Pour Sandra Muller qui s’exprime le 18 janvier à travers un communiqué sur Facebook, il s’agit d’une assignation décidée “contre toute décence”, par laquelle “on voudrait me forcer à me taire”. Elle affirme : “J’irai au bout de ce combat avec l’aide de mon avocat et j’espère que ce procès sera l’occasion de porter un véritable débat sur les moyens de lutter contre le harcèlement sexuel” et qualifie les faits de “propos dégradants”.

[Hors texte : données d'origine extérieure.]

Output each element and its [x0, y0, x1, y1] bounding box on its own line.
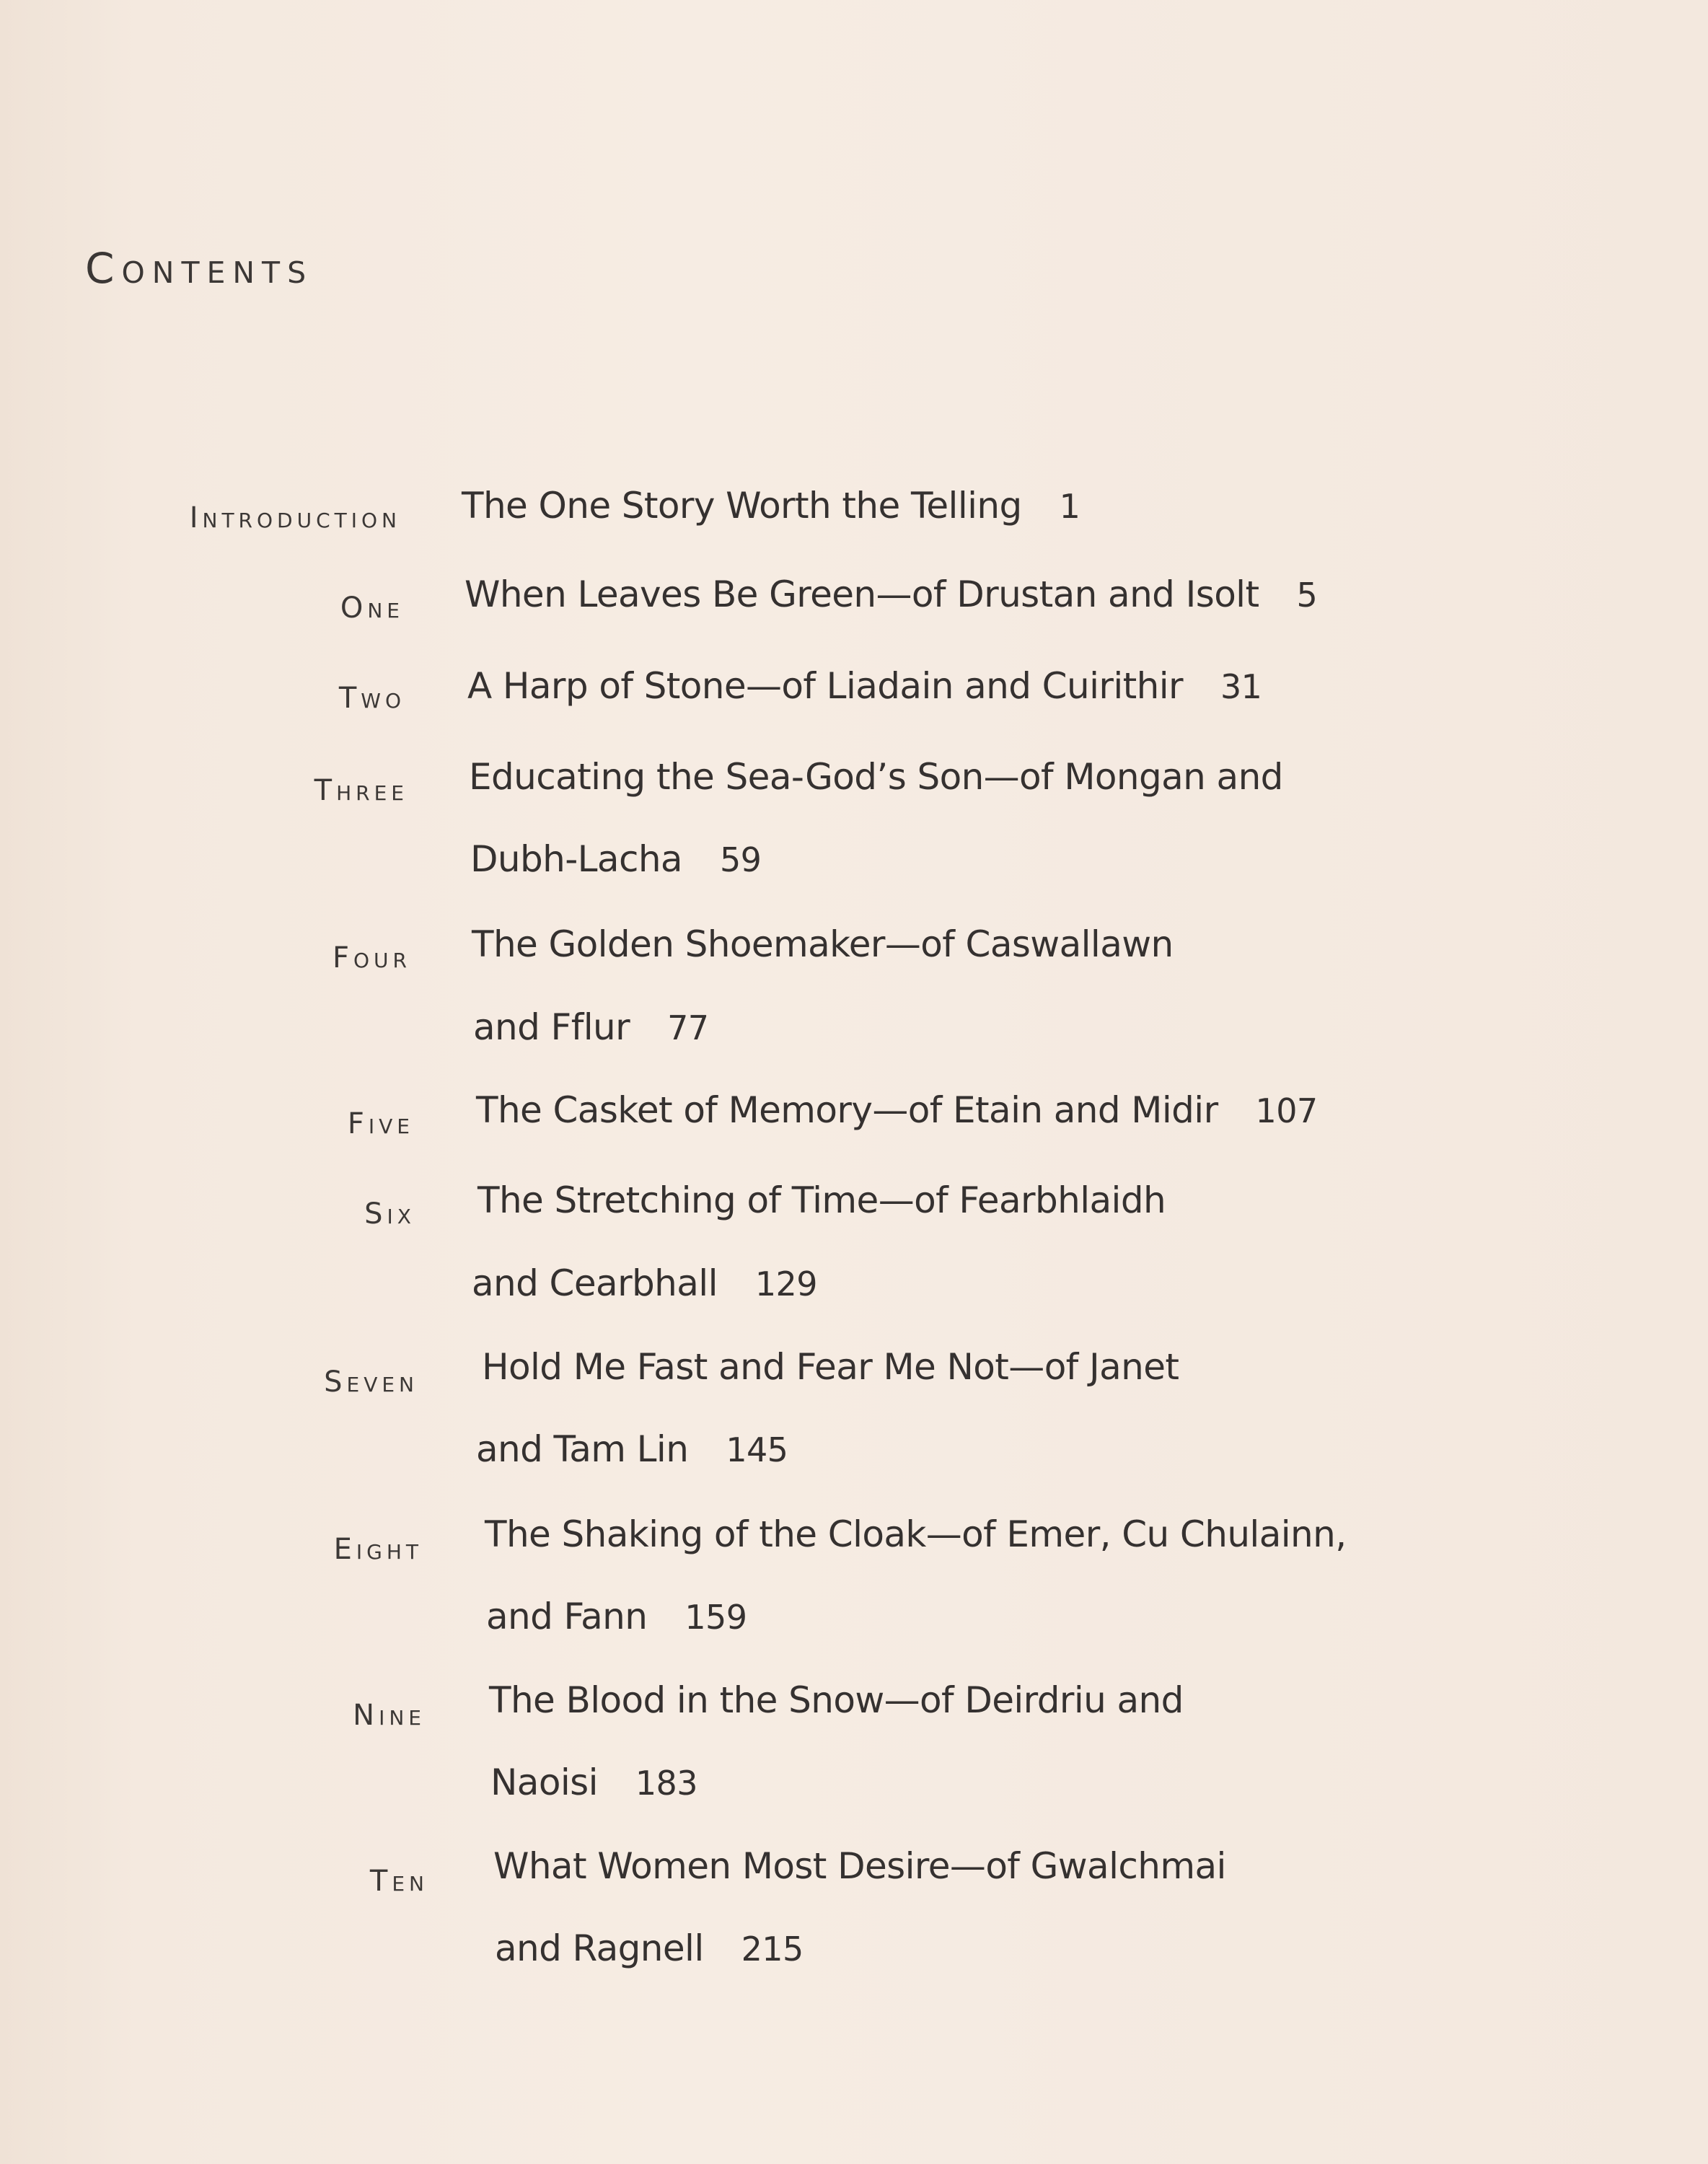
- entry-page-number: 59: [719, 840, 762, 879]
- entry-label: One: [340, 591, 404, 625]
- entry-page-number: 1: [1059, 487, 1080, 526]
- entry-page-number: 107: [1255, 1091, 1318, 1130]
- entry-title-line: A Harp of Stone—of Liadain and Cuirithir 31: [467, 665, 1262, 707]
- entry-title-line: The One Story Worth the Telling 1: [462, 485, 1080, 527]
- entry-title-line: Hold Me Fast and Fear Me Not—of Janet: [482, 1346, 1179, 1388]
- entry-title-line: Naoisi 183: [490, 1761, 697, 1803]
- entry-page-number: 5: [1296, 576, 1318, 615]
- entry-label: Two: [338, 682, 405, 715]
- entry-label: Ten: [369, 1865, 428, 1898]
- entry-title-line: The Stretching of Time—of Fearbhlaidh: [477, 1179, 1166, 1221]
- contents-heading: Contents: [85, 244, 314, 293]
- entry-title-line: and Tam Lin 145: [476, 1428, 788, 1470]
- entry-title-line: Educating the Sea-God’s Son—of Mongan and: [469, 756, 1283, 798]
- entry-page-number: 77: [667, 1008, 709, 1047]
- entry-label: Six: [364, 1197, 415, 1231]
- entry-label: Eight: [333, 1533, 423, 1566]
- entry-title-line: What Women Most Desire—of Gwalchmai: [493, 1845, 1226, 1887]
- entry-title-line: Dubh-Lacha 59: [470, 838, 762, 880]
- entry-title-line: The Golden Shoemaker—of Caswallawn: [472, 923, 1174, 965]
- entry-page-number: 159: [684, 1598, 747, 1637]
- entry-label: Five: [347, 1107, 414, 1140]
- entry-page-number: 31: [1220, 667, 1262, 706]
- entry-label: Seven: [324, 1365, 418, 1399]
- entry-label: Nine: [353, 1699, 426, 1732]
- entry-label: Three: [314, 774, 408, 807]
- entry-page-number: 129: [754, 1264, 817, 1303]
- entry-title-line: and Cearbhall 129: [472, 1262, 817, 1304]
- entry-title-line: and Ragnell 215: [495, 1927, 804, 1969]
- entry-label: Four: [333, 941, 411, 975]
- entry-title-line: The Casket of Memory—of Etain and Midir 107: [476, 1089, 1318, 1131]
- entry-title-line: and Fann 159: [486, 1596, 747, 1637]
- entry-title-line: The Shaking of the Cloak—of Emer, Cu Chulainn,: [485, 1513, 1347, 1555]
- entry-page-number: 215: [741, 1930, 804, 1969]
- entry-page-number: 145: [726, 1430, 788, 1469]
- entry-title-line: and Fflur 77: [473, 1006, 709, 1048]
- entry-title-line: The Blood in the Snow—of Deirdriu and: [489, 1679, 1184, 1721]
- entry-title-line: When Leaves Be Green—of Drustan and Isolt 5: [465, 573, 1318, 615]
- entry-page-number: 183: [635, 1764, 697, 1803]
- entry-label: Introduction: [189, 501, 401, 535]
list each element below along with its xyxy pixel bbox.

Important. COMMMUNIQUE. Eric Brion qui s est s’est excusé dans Le Monde a finalement changé de stratégie et a décidé, contre toute décence, de m’amener devant les https://t.co/ALhRVKF87V . Maître Alexis Guedj : Tel : 01 53 16 41 59 https://t.co/Nl494g5Imm pic.twitter.com/KzDrth1UXK
— Sandra Muller (@LettreAudio) January 18, 2018
Le procès se tiendra dans les mois qui viennent et promet d’être rude. D’un côté, Muller semble protégée par son statut de “briseuse de silence” (le titre de personnalité de l’année décerné par le magazine Time à celles et ceux qui ont pris la parole contre les violences sexuelles). De l’autre, Brion, totalement inaudible sur les réseaux sociaux, a développé un argumentaire qui pourrait bien être entendu par un juge.